I'm not sure I would categorize it as "minor inconvenience". In terms of financial numbers, it's estimated to cost 180B$ [1]. You also have to consider all the opportunity costs of what we could achieve with a faster and smoother financial system. And you have to consider financial inclusion and all that, there are lots of really interesting financial instruments that I can't access because there's some retail that doesn't understand exactly how it works and because we lower regulations to lowest common denominator, let's just ban it. We are also cutoff from these exchanges like Binance which have much more liquidity, more interesting products, etc.
And I'm not sure that it's all that effective, especially after seeing HSBC launder money for cartels and get away with it [2]. Oh and none of these regulations obviously stopped 2008 or any of the previous crises.

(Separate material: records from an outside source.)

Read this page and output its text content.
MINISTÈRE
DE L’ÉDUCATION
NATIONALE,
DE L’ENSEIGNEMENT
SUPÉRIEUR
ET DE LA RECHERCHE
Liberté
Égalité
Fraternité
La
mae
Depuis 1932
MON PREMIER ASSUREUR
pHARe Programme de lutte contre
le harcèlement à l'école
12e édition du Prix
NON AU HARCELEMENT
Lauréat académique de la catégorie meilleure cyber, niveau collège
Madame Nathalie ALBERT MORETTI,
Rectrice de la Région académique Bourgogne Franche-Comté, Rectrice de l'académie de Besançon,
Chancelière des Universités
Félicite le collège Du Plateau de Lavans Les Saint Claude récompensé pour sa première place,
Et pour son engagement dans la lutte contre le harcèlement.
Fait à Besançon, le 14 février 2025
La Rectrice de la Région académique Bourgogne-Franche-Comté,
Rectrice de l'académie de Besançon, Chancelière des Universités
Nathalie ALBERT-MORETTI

To me a lot of these regulations seem like the TSA security theatre, seems useful, but at this point, pretty outdated and inefficient.
Agreed that this isn't just a "minor inconvenience" and as a resident alien in another country for a while (the UK), I found KYC regulations to be really quite obnoxious — and I was a pretty good position to handle them, at that.
The question of whether it's worth it is a real one, and more honestly answered (whether positive or negative) if we admit these substantial costs.
Okay, fair enough, maybe 'very minor inconvenience' is understating it. And granted that the safeguards are not perfect, and some financial crime does get through. I still think the current state of affairs is a big improvement on what we would have if we just threw out the regulations.